306, 314 (1950); Weinberger v. Kendrick, 698, F.2d 61, 70 (2d Cir. 1982) (requiring a “very general description[s] of the proposed settlement”). Rule 23 requires “best notice that is practicable under the circumstances, including individual notice to all members who can be identified through reasonable effort.” Fed. R. Civ. P. 23(c)(2)(B); see also Fed. R. Civ. P. 23(e). 4. The notice provided to the Class pursuant to the Settlement Agreement and Preliminary Approval Order—including (i) repeated direct notice to the Class via email, (ii) the creation of the Settlement Website, and (iii) the dissemination of notice via publication and digital media notice—fully complied with the requirements of Fed. R. Civ.

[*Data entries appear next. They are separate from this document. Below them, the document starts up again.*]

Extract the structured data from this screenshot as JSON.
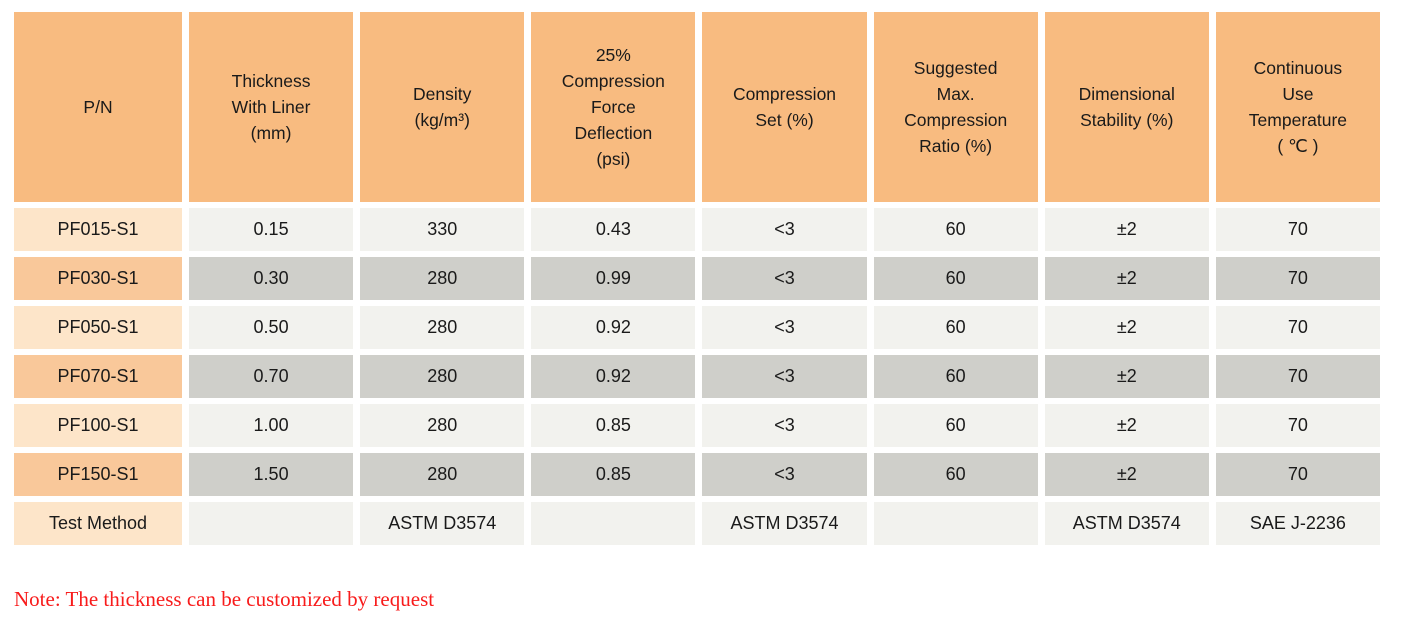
{
  "colors": {
    "header-orange": "#f8bb80",
    "pn-odd": "#fde5c9",
    "pn-even": "#f9c89a",
    "cell-odd": "#f2f2ee",
    "cell-even": "#cfcfca",
    "text": "#1a1a1a",
    "note-red": "#f81b1b",
    "page-bg": "#ffffff"
  },
  "table": {
    "headers": [
      "P/N",
      "Thickness\nWith Liner\n(mm)",
      "Density\n(kg/m³)",
      "25%\nCompression\nForce\nDeflection\n(psi)",
      "Compression\nSet (%)",
      "Suggested\nMax.\nCompression\nRatio (%)",
      "Dimensional\nStability (%)",
      "Continuous\nUse\nTemperature\n( ℃ )"
    ],
    "rows": [
      {
        "pn": "PF015-S1",
        "values": [
          "0.15",
          "330",
          "0.43",
          "<3",
          "60",
          "±2",
          "70"
        ]
      },
      {
        "pn": "PF030-S1",
        "values": [
          "0.30",
          "280",
          "0.99",
          "<3",
          "60",
          "±2",
          "70"
        ]
      },
      {
        "pn": "PF050-S1",
        "values": [
          "0.50",
          "280",
          "0.92",
          "<3",
          "60",
          "±2",
          "70"
        ]
      },
      {
        "pn": "PF070-S1",
        "values": [
          "0.70",
          "280",
          "0.92",
          "<3",
          "60",
          "±2",
          "70"
        ]
      },
      {
        "pn": "PF100-S1",
        "values": [
          "1.00",
          "280",
          "0.85",
          "<3",
          "60",
          "±2",
          "70"
        ]
      },
      {
        "pn": "PF150-S1",
        "values": [
          "1.50",
          "280",
          "0.85",
          "<3",
          "60",
          "±2",
          "70"
        ]
      },
      {
        "pn": "Test Method",
        "values": [
          "",
          "ASTM D3574",
          "",
          "ASTM D3574",
          "",
          "ASTM D3574",
          "SAE J-2236"
        ]
      }
    ]
  },
  "note": "Note: The thickness can be customized by request"
}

P. 23 and due process, was reasonably calculated under the circumstances to apprise the Class of the pendency of the Action, their right to object or exclude themselves from the Settlement Agreement, and their right to appear at the Final Approval Hearing. In particular, through a multi-media channel approach to notice, which employed direct notice, digital, social and mobile media, an estimated 82 percent of targeted Class Members were reached by the notice program, on average 2.8 times. Declaration of Jeanne C. Finegan (“Finegan Decl.”) ¶33 (ECF No. 86). Godiva possessed email addresses for 8,235,538

potential class members. Finegan Decl. ¶ 17. Accordingly, Kroll Settlement Administration (“Kroll”) emailed direct notice to each of these individuals, i.e., approximately 46% of the Class. It then sent another 7,692,027 reminder emails. Id. ¶ 20. In conjunction with this direct notice, Kroll implemented a state-of-the-art publication notice plan, which consisted of 35 million media impressions, including on Facebook and Instagram, and the creation of a settlement website and IVR phone support for Class Members to contact if they had any questions about the Settlement or the case. Id. ¶¶ 21-25. 5. The Parties properly and timely notified the appropriate government officials of the Settlement Agreement, pursuant to the Class Action Fairness Act of 2005 (“CAFA”), 28 U.S.C. §

1715. Finegan Decl. ¶ 25. More than ninety days have elapsed since Kroll Settlement Administration (“Kroll”), the Settlement Administrator, served notice pursuant to CAFA, rendering this Order on Final Approval appropriate under 28 U.S.C. § 1715(d). 6. Messrs. Huang and Lehrer and the State Attorneys General argue that notice was insufficient. The strongest critique argues that notice should have been posted on Godiva’s website. While that is an additional method of notice, considering that Godiva has already sent out over 8.2 million emails, with approximately 7.7 million reminder emails, including emails from online sales on the website, requiring supplemental notice on the website would not, in the Court’s view, meaningfully increase the claims rate. 7. The State Attorneys General also argue that the claims rate would have been improved if the Parties had informed “class members of the number of Godiva chocolates they purchased,” or, at a minimum, informed class members that they could have used online records to support their claims. The Parties argue that this procedure, of sending copies of receipts from online records, would raise concerns about preferential treatment because it would give class

members who made online purchases an advantage over class members who did not. In addition, they argue that the time-consuming and complex procedure would be costly and error-prone and would do little to improve the claims rate. In the Court’s view, that procedure would indeed be costly and error prone, considering the lengthy Class Period. As counsel for Godiva points out, the percentage of online purchases is approximately 15 percent, and accordingly, this additional notice would not materially increase the claims rate. 8. The State Attorneys General also argue that the Parties could have searched the sales records of online retailers—that is, non-Godiva sellers—to identify additional Class Members. Mr.